A HEAT wave scorched the United States East Coast with another day of high temperatures on Saturday, forcing power authorities to throttle back the voltage to protect straining electrical grids as residents cranked up the air.

Temperatures reached 40 degrees Celsius in Atlantic City, New Jersey, 39 degrees in Baltimore, 38 degrees in Washington, D.C., and 37 degrees in Philadelphia and at New York's Kennedy Airport, but humidity made it feel hotter across the region.

In New York's Times Square, tourists crowded into patches of shade along a baking Broadway, where Tony Eckinger, 34, was selling spray bottles with fans attached for US$30. He had bought them at a drug store earlier in the day for US$15.

"All the stores here are sold out," Eckinger said. "Everybody's trying to keep cool."

Nearby, Gordon Miller, 58, waited in the sun as his family bought theater tickets at a discount booth.

"I told them I don't care what we see," said Miller, of Peebles, Scotland. "Getting inside and getting cool, that's the idea."

The heat was expected to ease yesterday, but will remain above 30 degrees, National Weather Service meteorologist Joe Pollina said.

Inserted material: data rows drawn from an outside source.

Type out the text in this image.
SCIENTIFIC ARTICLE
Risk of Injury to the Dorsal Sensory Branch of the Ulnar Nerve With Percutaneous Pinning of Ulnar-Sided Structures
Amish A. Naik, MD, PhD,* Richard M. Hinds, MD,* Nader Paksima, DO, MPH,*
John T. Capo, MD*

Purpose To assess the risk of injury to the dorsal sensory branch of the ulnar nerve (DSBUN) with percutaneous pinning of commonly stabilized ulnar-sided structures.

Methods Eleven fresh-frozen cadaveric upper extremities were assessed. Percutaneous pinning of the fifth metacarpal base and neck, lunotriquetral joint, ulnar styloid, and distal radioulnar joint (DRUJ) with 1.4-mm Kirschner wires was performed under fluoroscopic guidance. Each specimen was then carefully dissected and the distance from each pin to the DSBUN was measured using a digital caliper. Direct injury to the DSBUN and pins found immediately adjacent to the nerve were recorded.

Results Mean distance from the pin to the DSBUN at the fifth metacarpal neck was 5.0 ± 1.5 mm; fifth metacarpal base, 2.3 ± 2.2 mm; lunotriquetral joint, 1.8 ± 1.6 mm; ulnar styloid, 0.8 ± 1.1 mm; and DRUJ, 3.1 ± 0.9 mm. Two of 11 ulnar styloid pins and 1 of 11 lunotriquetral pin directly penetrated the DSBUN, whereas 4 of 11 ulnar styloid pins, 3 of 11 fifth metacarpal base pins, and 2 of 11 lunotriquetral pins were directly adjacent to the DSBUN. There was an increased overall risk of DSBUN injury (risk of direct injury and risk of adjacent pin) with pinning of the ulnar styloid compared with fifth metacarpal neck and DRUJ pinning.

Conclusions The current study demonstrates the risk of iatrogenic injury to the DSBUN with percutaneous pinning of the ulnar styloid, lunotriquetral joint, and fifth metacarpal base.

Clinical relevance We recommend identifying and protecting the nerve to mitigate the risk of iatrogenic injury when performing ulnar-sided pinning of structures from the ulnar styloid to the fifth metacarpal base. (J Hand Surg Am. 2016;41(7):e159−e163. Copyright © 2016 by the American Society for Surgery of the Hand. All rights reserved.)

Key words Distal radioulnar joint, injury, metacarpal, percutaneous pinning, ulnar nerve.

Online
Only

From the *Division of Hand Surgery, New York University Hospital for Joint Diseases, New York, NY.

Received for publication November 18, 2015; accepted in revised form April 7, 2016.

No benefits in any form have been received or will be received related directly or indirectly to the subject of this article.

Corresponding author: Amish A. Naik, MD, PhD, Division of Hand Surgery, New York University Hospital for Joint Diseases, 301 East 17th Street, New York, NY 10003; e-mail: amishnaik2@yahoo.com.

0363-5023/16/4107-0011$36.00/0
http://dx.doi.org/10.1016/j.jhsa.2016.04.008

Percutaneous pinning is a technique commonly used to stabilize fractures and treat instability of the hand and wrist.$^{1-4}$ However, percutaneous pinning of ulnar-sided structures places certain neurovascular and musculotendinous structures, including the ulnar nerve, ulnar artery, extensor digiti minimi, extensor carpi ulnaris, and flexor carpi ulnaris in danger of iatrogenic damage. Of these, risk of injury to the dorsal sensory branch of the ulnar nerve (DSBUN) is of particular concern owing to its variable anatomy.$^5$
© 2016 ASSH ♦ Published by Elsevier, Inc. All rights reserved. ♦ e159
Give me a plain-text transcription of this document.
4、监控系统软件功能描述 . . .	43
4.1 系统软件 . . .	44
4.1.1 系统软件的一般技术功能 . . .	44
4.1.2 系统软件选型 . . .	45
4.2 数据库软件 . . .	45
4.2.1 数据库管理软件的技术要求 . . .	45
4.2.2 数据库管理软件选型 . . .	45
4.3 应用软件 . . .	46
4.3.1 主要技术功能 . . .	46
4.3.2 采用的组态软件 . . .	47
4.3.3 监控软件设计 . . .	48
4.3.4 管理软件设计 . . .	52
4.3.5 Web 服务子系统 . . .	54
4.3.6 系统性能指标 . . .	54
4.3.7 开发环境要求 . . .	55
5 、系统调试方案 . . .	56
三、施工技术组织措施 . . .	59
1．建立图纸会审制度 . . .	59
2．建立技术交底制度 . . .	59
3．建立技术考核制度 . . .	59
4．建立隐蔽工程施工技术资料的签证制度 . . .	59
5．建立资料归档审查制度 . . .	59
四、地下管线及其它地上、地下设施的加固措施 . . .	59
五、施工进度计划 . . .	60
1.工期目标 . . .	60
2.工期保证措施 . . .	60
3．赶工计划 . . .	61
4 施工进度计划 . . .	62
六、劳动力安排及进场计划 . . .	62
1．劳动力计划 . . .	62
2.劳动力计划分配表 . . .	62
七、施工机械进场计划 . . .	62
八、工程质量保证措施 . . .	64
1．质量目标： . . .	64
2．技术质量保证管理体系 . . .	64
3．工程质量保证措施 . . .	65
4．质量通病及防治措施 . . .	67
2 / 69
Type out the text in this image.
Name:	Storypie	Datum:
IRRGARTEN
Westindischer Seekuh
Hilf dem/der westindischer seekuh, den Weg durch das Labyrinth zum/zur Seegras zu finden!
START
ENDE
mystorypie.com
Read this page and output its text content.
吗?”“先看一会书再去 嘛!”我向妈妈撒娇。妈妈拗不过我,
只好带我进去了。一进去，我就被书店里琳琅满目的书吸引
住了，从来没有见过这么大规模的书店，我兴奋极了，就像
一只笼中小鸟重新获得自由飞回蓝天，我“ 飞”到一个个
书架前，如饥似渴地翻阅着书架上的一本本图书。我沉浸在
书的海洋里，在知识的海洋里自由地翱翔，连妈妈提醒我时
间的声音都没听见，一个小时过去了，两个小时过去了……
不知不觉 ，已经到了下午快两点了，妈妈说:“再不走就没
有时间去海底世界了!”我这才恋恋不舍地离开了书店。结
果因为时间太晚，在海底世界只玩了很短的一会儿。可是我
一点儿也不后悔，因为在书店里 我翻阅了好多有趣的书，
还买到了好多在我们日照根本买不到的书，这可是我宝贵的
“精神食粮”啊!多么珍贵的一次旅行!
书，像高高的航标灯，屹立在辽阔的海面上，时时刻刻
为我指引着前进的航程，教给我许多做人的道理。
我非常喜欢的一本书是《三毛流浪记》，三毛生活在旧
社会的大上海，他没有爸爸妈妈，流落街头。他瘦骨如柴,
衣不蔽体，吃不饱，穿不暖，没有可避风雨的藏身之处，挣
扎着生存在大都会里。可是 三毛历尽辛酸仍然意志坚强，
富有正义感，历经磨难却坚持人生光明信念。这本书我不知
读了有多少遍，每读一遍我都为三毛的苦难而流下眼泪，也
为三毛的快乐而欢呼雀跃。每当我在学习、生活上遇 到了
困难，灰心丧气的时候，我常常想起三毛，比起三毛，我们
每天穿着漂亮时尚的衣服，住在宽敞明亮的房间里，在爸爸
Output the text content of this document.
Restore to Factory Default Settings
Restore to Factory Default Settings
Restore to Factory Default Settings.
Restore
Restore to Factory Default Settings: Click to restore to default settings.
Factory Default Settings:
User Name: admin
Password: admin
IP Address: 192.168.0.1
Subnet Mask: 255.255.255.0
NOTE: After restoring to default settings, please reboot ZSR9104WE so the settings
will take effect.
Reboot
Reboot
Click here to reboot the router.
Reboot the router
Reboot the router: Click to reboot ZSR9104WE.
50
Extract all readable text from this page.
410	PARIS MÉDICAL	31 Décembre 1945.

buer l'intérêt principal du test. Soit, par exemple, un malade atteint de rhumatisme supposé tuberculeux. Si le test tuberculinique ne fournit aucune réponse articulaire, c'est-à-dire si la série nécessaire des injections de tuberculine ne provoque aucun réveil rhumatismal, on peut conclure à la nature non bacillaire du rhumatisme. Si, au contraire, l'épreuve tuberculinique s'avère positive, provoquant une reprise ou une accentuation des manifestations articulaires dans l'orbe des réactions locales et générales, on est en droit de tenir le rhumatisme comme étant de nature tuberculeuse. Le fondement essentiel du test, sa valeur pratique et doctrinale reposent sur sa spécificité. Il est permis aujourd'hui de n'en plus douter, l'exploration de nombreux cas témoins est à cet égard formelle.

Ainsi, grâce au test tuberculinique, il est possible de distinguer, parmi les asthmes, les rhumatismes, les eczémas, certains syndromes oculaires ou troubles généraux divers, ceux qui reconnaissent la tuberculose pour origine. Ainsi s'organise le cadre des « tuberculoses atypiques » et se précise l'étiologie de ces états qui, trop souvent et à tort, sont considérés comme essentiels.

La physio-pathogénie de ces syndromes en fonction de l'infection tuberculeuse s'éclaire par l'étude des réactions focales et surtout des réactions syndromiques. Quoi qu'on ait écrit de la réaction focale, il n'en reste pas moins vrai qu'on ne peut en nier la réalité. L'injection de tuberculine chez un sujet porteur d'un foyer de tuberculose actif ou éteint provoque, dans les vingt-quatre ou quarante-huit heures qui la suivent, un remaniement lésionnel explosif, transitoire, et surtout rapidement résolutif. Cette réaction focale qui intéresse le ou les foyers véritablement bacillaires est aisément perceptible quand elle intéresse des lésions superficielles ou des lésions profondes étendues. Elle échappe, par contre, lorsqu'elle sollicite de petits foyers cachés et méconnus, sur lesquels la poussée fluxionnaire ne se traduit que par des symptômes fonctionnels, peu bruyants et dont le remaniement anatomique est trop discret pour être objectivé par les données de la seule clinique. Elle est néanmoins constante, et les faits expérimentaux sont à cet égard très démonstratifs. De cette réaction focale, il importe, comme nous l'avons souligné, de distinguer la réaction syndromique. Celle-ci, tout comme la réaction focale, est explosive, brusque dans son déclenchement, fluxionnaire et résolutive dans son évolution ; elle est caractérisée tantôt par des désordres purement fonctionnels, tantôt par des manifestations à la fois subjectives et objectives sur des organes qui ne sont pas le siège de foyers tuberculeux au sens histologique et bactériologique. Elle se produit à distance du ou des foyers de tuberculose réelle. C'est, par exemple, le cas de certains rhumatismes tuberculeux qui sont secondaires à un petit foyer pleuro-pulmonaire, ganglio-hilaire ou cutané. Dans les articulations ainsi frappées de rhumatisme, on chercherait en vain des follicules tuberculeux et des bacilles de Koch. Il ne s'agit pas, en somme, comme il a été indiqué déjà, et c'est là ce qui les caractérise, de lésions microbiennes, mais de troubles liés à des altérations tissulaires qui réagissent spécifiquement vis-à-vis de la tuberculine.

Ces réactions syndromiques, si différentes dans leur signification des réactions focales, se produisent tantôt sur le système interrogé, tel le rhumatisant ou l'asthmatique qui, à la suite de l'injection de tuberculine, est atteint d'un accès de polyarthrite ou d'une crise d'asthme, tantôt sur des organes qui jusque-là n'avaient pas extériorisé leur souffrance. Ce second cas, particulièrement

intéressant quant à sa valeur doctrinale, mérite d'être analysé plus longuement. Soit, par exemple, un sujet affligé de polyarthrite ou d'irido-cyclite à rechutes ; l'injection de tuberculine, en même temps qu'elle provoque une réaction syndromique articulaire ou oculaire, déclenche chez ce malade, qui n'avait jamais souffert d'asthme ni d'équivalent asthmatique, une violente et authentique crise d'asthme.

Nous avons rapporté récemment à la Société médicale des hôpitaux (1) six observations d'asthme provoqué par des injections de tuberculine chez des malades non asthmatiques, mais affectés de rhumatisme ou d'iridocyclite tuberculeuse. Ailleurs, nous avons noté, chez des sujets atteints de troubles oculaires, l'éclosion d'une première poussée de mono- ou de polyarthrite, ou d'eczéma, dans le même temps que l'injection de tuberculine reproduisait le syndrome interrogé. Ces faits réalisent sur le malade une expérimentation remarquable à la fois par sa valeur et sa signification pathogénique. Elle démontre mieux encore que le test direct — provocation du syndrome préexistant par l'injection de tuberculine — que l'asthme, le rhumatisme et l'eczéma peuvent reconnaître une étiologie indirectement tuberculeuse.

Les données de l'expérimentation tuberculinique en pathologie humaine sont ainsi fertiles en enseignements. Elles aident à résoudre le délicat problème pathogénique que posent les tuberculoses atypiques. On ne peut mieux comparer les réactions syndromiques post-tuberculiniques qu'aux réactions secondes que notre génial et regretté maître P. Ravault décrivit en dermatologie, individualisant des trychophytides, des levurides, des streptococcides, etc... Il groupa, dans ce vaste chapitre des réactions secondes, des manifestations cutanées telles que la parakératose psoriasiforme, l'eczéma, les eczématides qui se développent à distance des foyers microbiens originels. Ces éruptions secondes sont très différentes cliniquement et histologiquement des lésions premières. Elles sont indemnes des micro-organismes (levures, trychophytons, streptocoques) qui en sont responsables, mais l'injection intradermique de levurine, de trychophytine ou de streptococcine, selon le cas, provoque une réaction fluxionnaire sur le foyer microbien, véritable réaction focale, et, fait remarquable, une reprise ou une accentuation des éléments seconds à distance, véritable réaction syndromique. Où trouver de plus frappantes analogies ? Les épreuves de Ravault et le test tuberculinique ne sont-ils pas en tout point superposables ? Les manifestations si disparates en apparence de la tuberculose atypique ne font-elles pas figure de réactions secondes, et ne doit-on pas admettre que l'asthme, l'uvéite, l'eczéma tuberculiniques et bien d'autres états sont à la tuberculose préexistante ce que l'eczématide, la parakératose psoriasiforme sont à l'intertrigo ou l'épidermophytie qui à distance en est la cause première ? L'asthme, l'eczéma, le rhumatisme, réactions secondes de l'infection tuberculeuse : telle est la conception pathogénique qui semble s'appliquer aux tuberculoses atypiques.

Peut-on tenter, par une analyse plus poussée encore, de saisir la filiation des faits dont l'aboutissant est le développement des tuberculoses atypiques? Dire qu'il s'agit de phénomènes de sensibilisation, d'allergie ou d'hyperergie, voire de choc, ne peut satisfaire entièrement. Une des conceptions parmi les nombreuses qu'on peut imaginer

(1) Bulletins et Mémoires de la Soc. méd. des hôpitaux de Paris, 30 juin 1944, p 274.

"Monday is really when we see cooler air coming," he said, with forecasted temperatures sinking to the mid-20 degrees.

The bubble of hot air developed over the Midwest earlier this week and has caused more than a dozen deaths as it moved eastward. By Saturday, the medical examiner's office in Chicago listed heat stress or heat stroke as the cause of death for eight people. The latest death involved a 59-year-old man.

In south-central Pennsylvania, authorities said a 63-year-old man in York died on Friday of hyperthermia, or overheating, in an unventilated apartment where the temperature had reached 43 degrees. A 94-year-old man in Carroll Township also died after his air conditioner stopped working because of a tripped circuit breaker.

About 10,000 customers remained without power in New York City and its suburbs, and about 9,000 in New Jersey, after parts of the region's electrical network failed.